L’offensive est désormais lancée. Depuis plusieurs années, les marchés béninois sont inondés de produits cosmétiques aux promesses trompeuses. Malgré les nombreuses campagnes de sensibilisation, le phénomène a continué de gagner du terrain, notamment chez les jeunes filles mais aussi chez certains hommes devenus professionnels des transformations artificielles du teint. Face à cette situation préoccupante, l’Abmed est passé à l’action. 139 savons, pommades, crèmes, lotions, poudres et injectables aux compositions douteuses n’ont plus droit de cité au Bénin. Leur utilisation et commercialisation est désormais proscrite pour des raisons de santé publique.
Selon l’Agence béninoise des médicaments et des autres produits de santé (Abmed), ces produits contiennent des substances dangereuses prohibées notamment l’hydroquinone, l’hydroxyohenol, Kojic acid et autres pouvant provoquer des infestions, des troubles pigmentaires, des lésions cutanées graves et même des cancers de la peau. Parmi eux figurent notamment « Epiderm crème », « Caro light », « Fair & white », « Rapid clair », « Dermaclair », Dermovate », « Abidjanaise », « Movate », « Coco pulp », « Skin light » et « Glutanex injectable ». Dans l’opinion publique, cette décision est largement saluée.
Beaucoup de citoyens y voient enfin une réponse à un fléau social qui dénature progressivement l’identité des populations et mettent leur santé en péril. Sur les réseaux sociaux, les réactions favorables se multiplient. Les populations estiment que l’État devait agir depuis longtemps face à ce commerce qui prenait de l’ampleur. Le phénomène des « teints multi-colores », marqué par des visages décolorés, des mains sombres et des jambes aux couleurs mélangés, est devenu le symbole visible des affres de certains produits cosmétiques. Au-delà de l’annonce, le véritable défi reste désormais l’application stricte de la décision.
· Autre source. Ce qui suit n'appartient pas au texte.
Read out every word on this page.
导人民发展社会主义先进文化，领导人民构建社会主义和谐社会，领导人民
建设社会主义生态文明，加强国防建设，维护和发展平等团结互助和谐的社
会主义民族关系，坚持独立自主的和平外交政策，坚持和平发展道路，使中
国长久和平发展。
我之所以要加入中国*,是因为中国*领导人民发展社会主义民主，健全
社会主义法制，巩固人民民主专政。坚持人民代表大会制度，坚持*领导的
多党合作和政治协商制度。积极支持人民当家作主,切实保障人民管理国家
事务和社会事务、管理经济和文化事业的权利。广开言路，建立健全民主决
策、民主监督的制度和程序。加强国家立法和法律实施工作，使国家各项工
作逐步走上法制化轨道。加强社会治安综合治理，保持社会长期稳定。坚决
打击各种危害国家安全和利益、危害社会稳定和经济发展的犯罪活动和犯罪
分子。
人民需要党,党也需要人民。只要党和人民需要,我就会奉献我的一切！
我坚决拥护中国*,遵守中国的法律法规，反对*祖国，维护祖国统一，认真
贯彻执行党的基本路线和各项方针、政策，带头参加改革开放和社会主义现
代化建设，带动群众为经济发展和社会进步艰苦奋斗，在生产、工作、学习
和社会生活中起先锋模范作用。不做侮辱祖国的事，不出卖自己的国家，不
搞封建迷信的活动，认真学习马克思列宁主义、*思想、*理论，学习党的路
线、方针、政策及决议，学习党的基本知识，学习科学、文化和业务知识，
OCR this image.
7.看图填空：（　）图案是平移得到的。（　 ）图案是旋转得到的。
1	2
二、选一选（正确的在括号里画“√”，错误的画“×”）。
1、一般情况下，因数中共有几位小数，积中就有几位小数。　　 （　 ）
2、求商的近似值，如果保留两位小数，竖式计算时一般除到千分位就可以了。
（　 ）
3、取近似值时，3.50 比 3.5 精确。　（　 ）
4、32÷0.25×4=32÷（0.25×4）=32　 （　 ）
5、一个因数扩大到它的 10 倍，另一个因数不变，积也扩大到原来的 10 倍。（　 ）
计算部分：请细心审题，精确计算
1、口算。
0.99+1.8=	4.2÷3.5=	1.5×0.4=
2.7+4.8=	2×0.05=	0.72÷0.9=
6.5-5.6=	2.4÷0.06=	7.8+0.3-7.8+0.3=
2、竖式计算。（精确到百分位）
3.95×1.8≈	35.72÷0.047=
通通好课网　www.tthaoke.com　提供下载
Si l’Abmed veut réellement gagner cette bataille, il faudra aller jusqu’au bout. Les réseaux d’importation clandestine devront être démantelés. Les boutiques et magasins qui continueraient de commercialiser les produits interdits devront être fermés sans hésitation. Les contrevenants doivent être arrêtés et punis avec la dernière rigueur conformément aux textes en vigueur. Il ne servirait à aucune utilité de publier un communiqué si, quelques semaines plus tard, les mêmes produits continuent d’être écoulés discrètement dans les marchés et boutiques de quartiers. L’État est donc attendu sur le terrain du contrôle, de la répression mais aussi de la sensibilisation.